Один только факт, что «Махмадим» был первым еврейским
художественным журналом, на годы опередившим упомянутые выше наши «первые»
издания такого рода и журналы, специально посвященные вопросам пластических
искусств, сам по себе является свидетельством того, что появление «Махмадим» не
было простой случайностью.
Члены группы «Махмадим» были объединены, так
сказать, особым «состоянием духа», которое стало в те годы заметным среди
еврейской творческой молодежи. «Махмадим» стал первым «всплеском» трагически
короткой эпохи еврейского «ренессанса» конца девятнадцатого века и
приблизительно первых двух десятилетий нынешнего, страшного для нас, столетия.
Как было сказано, тогда уже существовали «Бецалель», Лиллиен с их наивными
теориями «еврейского искусства», еврейские журналы все чаще и чаще публиковали
репродукции картин и скульптур «всемирно известных еврейских художников»
Антокольского, Морица Готлиба, Гиршенберга, Глитценштейна и более всех
Лиллиена... (20) Перец в эти годы основал свой «hаЗамир» (21)...сионистские
конгрессы, «Бунд», великие еврейские классики были еще живы (22)... Заповедь «Не
сотвори себе кумира» была переосмыслена в мировоззрении Гаскалы (23) [жаргон
превратился в прекрасный народный язык (24)]. Появляется поколение еврейских
художников, которым уже не нужно бежать из «гетто», от еврейской жизни, чтобы
стать живописцами и скульпторами... Это было поколение молодых еврейских
художников, органично связанных с обновленным еврейским словом, знавших Переца,
Шолом-Алейхема, Менделе Мойхер-Сфорима (25)... Это было время, когда начали
иллюстрировать еврейские книжечки (26)...
И именно тогда был изготовлен
первый еврейский художественный журнал «Махмадим». Таков был дух времени, те
настроения, которыми была проникнута маленькая группа «махмадимников» (27)...
Это было время, когда молодые еврейские живописцы, в большинстве – из «черты
оседлости» – дерзновенно мечтали о еврейской форме, о витражах для новых
еврейских синагог... Что же – мне стыдиться моей тогдашней наивности? –
стыдиться того, что иногда я выходил пробежаться по бульвару Сен-Мишель с
«великолепной идеей»: нам, современным еврейским юношам, следует надевать
небольшие шелковые талесы вместо шарфов и шалей, какие носила французская
молодежь? (28)
Я не хочу сказать, что группа «Махмадим» в полной мере
олицетворяла собой всю еврейскую художественную молодежь Парижа того времени,
однако, типичной эта группа была.

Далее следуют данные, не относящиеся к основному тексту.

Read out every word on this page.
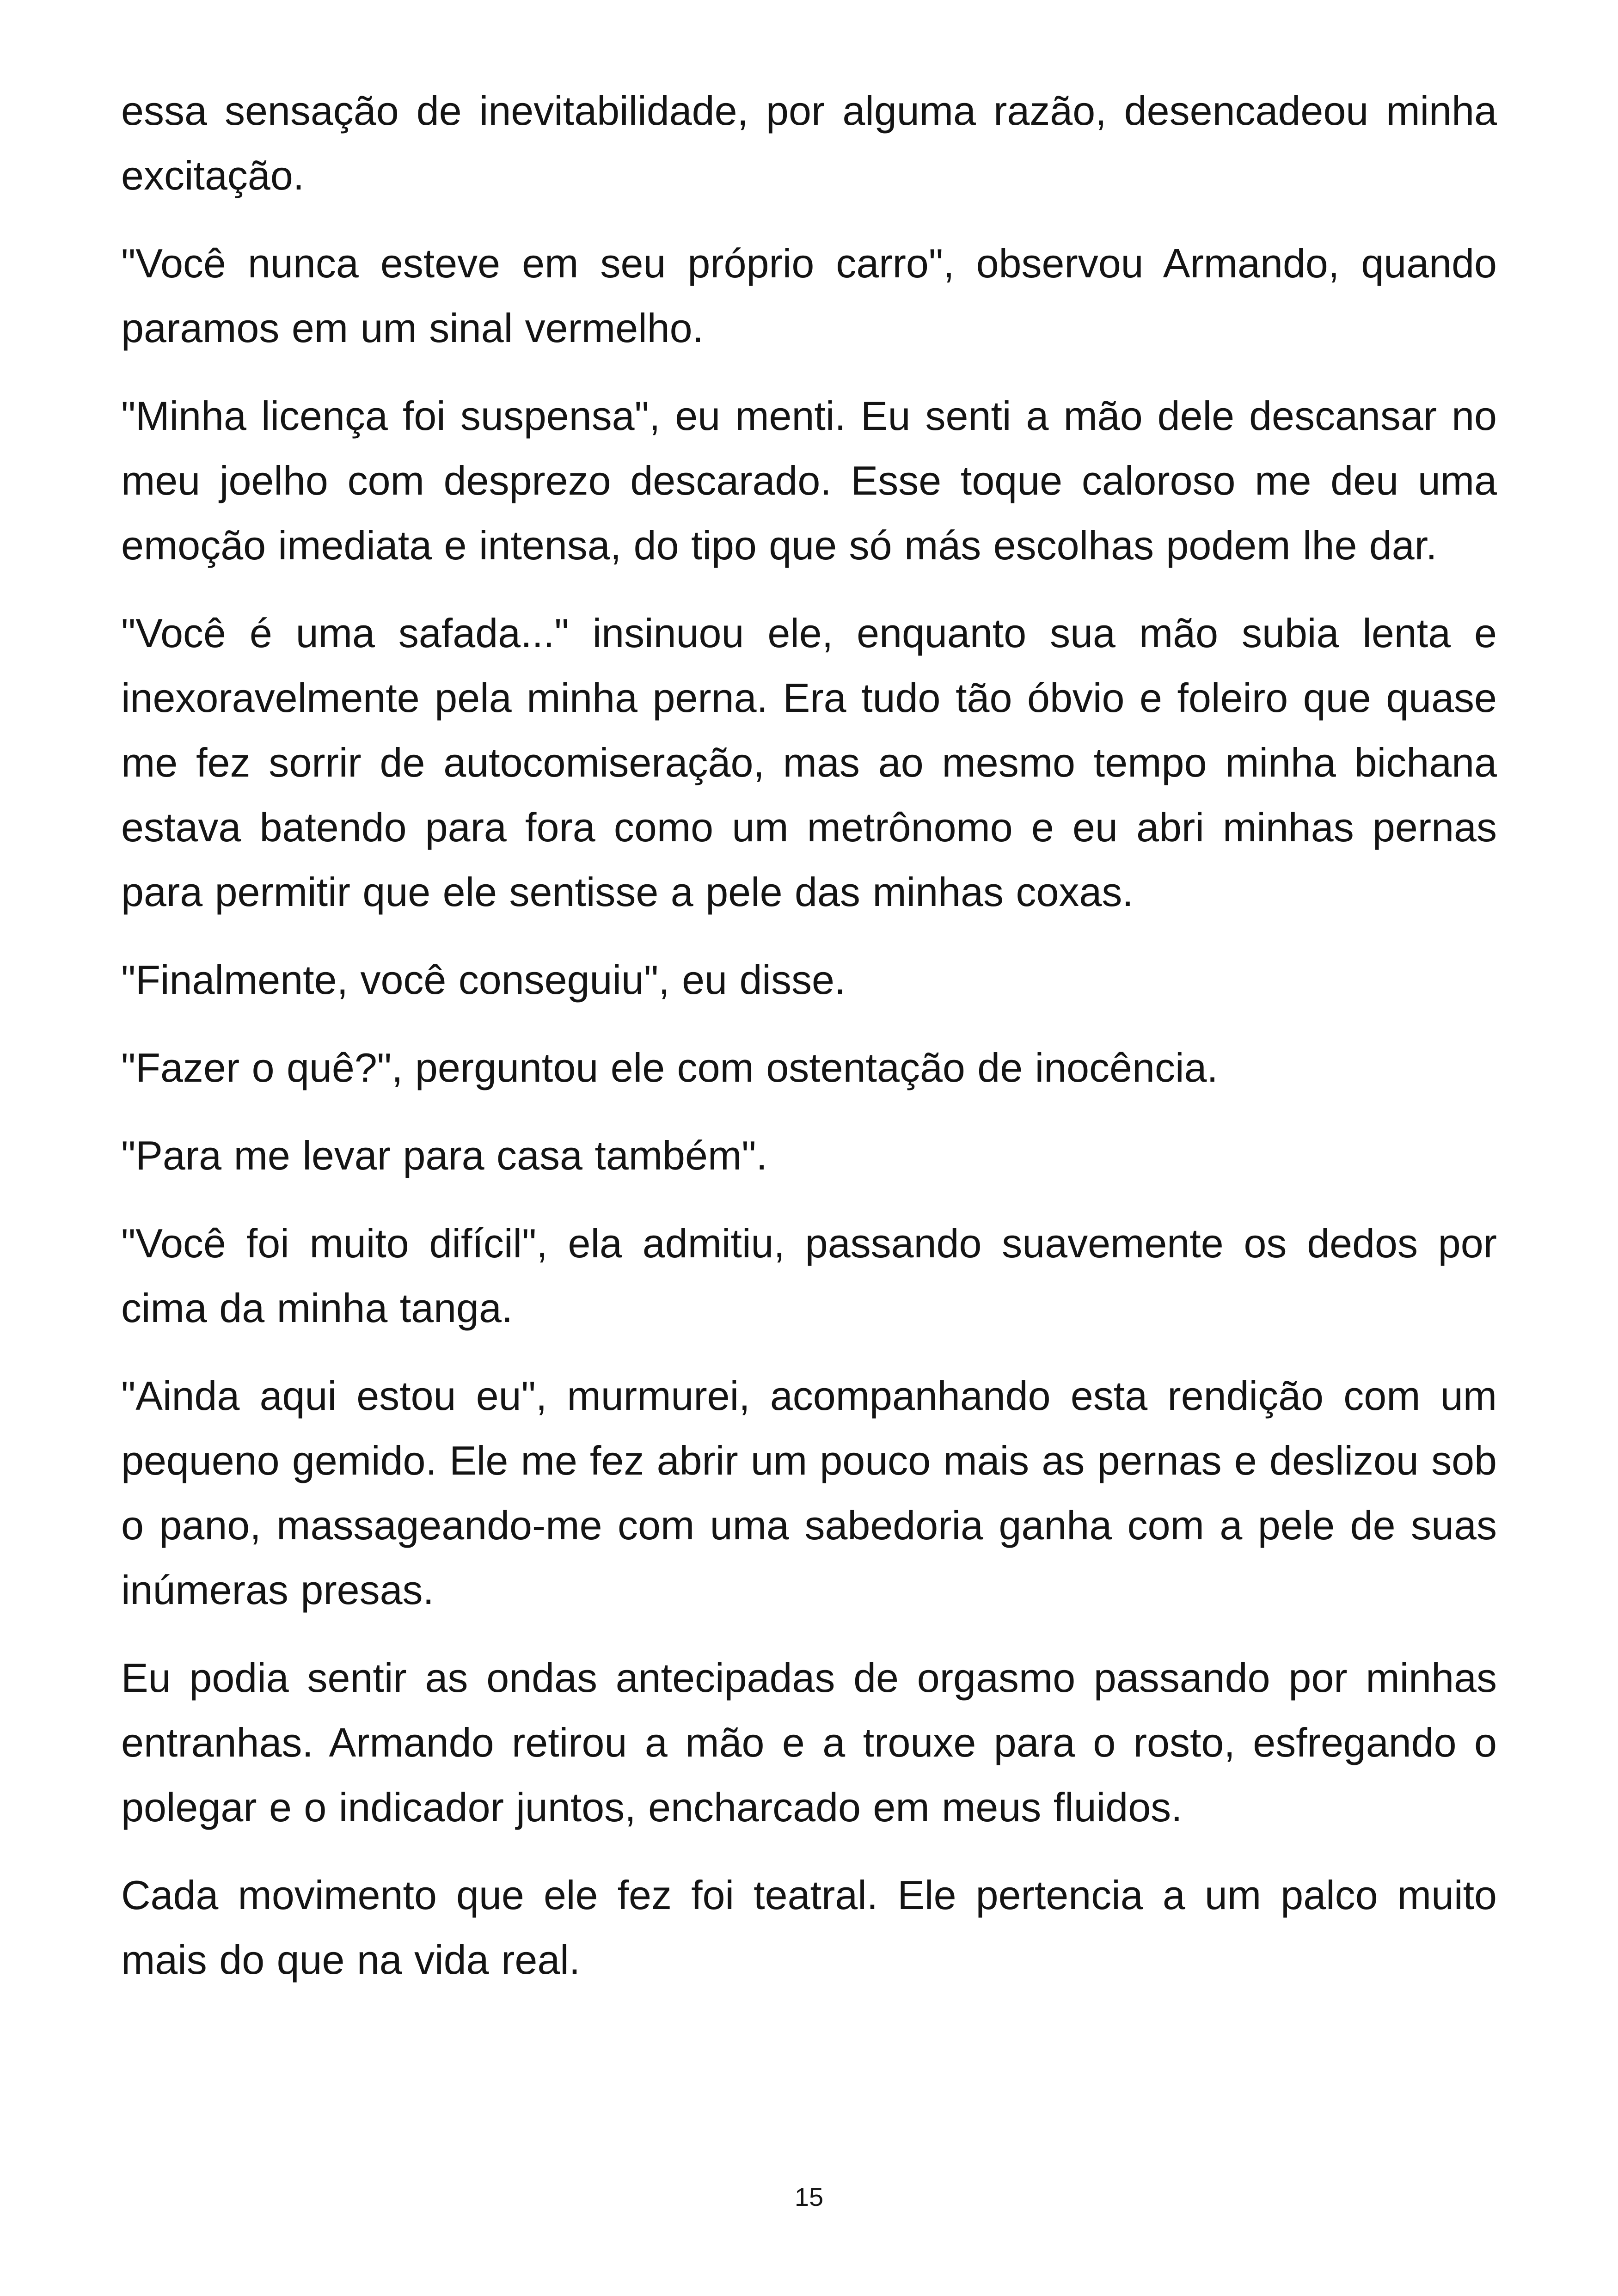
essa sensação de inevitabilidade, por alguma razão, desencadeou minha excitação.

"Você nunca esteve em seu próprio carro", observou Armando, quando paramos em um sinal vermelho.

"Minha licença foi suspensa", eu menti. Eu senti a mão dele descansar no meu joelho com desprezo descarado. Esse toque caloroso me deu uma emoção imediata e intensa, do tipo que só más escolhas podem lhe dar.

"Você é uma safada..." insinuou ele, enquanto sua mão subia lenta e inexoravelmente pela minha perna. Era tudo tão óbvio e foleiro que quase me fez sorrir de autocomiseração, mas ao mesmo tempo minha bichana estava batendo para fora como um metrônomo e eu abri minhas pernas para permitir que ele sentisse a pele das minhas coxas.

"Finalmente, você conseguiu", eu disse.

"Fazer o quê?", perguntou ele com ostentação de inocência.

"Para me levar para casa também".

"Você foi muito difícil", ela admitiu, passando suavemente os dedos por cima da minha tanga.

"Ainda aqui estou eu", murmurei, acompanhando esta rendição com um pequeno gemido. Ele me fez abrir um pouco mais as pernas e deslizou sob o pano, massageando-me com uma sabedoria ganha com a pele de suas inúmeras presas.

Eu podia sentir as ondas antecipadas de orgasmo passando por minhas entranhas. Armando retirou a mão e a trouxe para o rosto, esfregando o polegar e o indicador juntos, encharcado em meus fluidos.

Cada movimento que ele fez foi teatral. Ele pertencia a um palco muito mais do que na vida real.

15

Кажется, ни один из ее участников не
принадлежал к возникшим тогда крупным еврейским партиям (29); но они все уже
были наполнены дыханием нового национального и народного сознания и в меру
своего личного таланта и еще не сформировавшихся способностей были готовы
выразить эти национальные настроения в чисто художественных линиях и формах (а
не только изображая соответствующие костюмы и обычаи, как это делало старшее
поколение еврейских художников-жанристов и скульпторов)... (30) Художники, как
известно, крайние индивидуалисты; вероятно, и при формировании группы «Махмадим»

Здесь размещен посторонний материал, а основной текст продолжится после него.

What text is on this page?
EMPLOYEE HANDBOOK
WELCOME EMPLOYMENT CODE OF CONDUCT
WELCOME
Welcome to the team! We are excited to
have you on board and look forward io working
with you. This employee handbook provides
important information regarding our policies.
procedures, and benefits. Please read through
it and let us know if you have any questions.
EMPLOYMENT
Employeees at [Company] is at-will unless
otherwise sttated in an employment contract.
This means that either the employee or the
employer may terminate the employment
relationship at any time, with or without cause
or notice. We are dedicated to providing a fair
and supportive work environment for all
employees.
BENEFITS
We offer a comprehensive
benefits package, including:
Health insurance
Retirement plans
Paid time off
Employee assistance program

сыграли свою роль случайные приятельские симпатии и антипатии, отчего одни
молодые парижские художники присоединились к «Махмадим», а другие – нет, хотя и
были, так сказать, «замешаны из того же теста».
Например, весьма характерно
и интересно, что именно Шагал, – пожалуй, самый еврейский среди всех еврейских
художников, – совершенно не сотрудничал с «Махмадим». В «Ла Рюш» молодые
энтузиасты издают первый еврейский «художественный журнал», в это же время в «Ла
Рюш» живет юный Шагал и, возможно, ничего об этом не знает!.. (31)
Почему?
Может быть, потому, что Шагал уже стал знаменитым, и поэты Аполлинер и Сандрар
уже написали футуристические поэмы о его полотнах? (32) А может быть, потому,
что молодые «махмадимники» были настроены тогда еще «академически» и не только
без восторга, но даже с недоверием относились к Шагаловской «примитивности»,
которая выглядела еще не убедительной для молодых художников, совсем недавно
закончивших различные художественные академии? (33) Как бы там ни было, Шагал,
ставший позднее украшением и гордостью еврейских художественных журналов, не
принимал участия в «первом еврейском журнале» такого рода, который был сделан у
него под носом, на расстоянии нескольких дверей от двери его мастерской в «Ла
Рюш», где уже висели его прославленные картины «Зеленый еврей», «Еврей, идущий
над домами» и футуристические Эйфелевы башни (34), написанные через «красочное
увеличительное стекло», как я выразился в своей первой статье о нем в газете
«Фрайнд». (35)
Возьмем другой пример: я не могу в точности припомнить,
принимал ли участие в «Махмадим» наш сильный художник Анри Эпштейн (36), а если
нет – то почему? Вероятно, совершенно случайно – нет. Он был польским евреем
(родом из Лодзи, откуда вышли и другие еврейские художники разных поколений
[37]), и для польского еврея Анри Эпштейн был удивительно рационален, чужд
романтики и мистицизма (это можно обнаружить и в его «здоровой» живописи, и в
рисунках). Впервые мы встретились в Мюнхене, куда я прибыл из «Бецалеля»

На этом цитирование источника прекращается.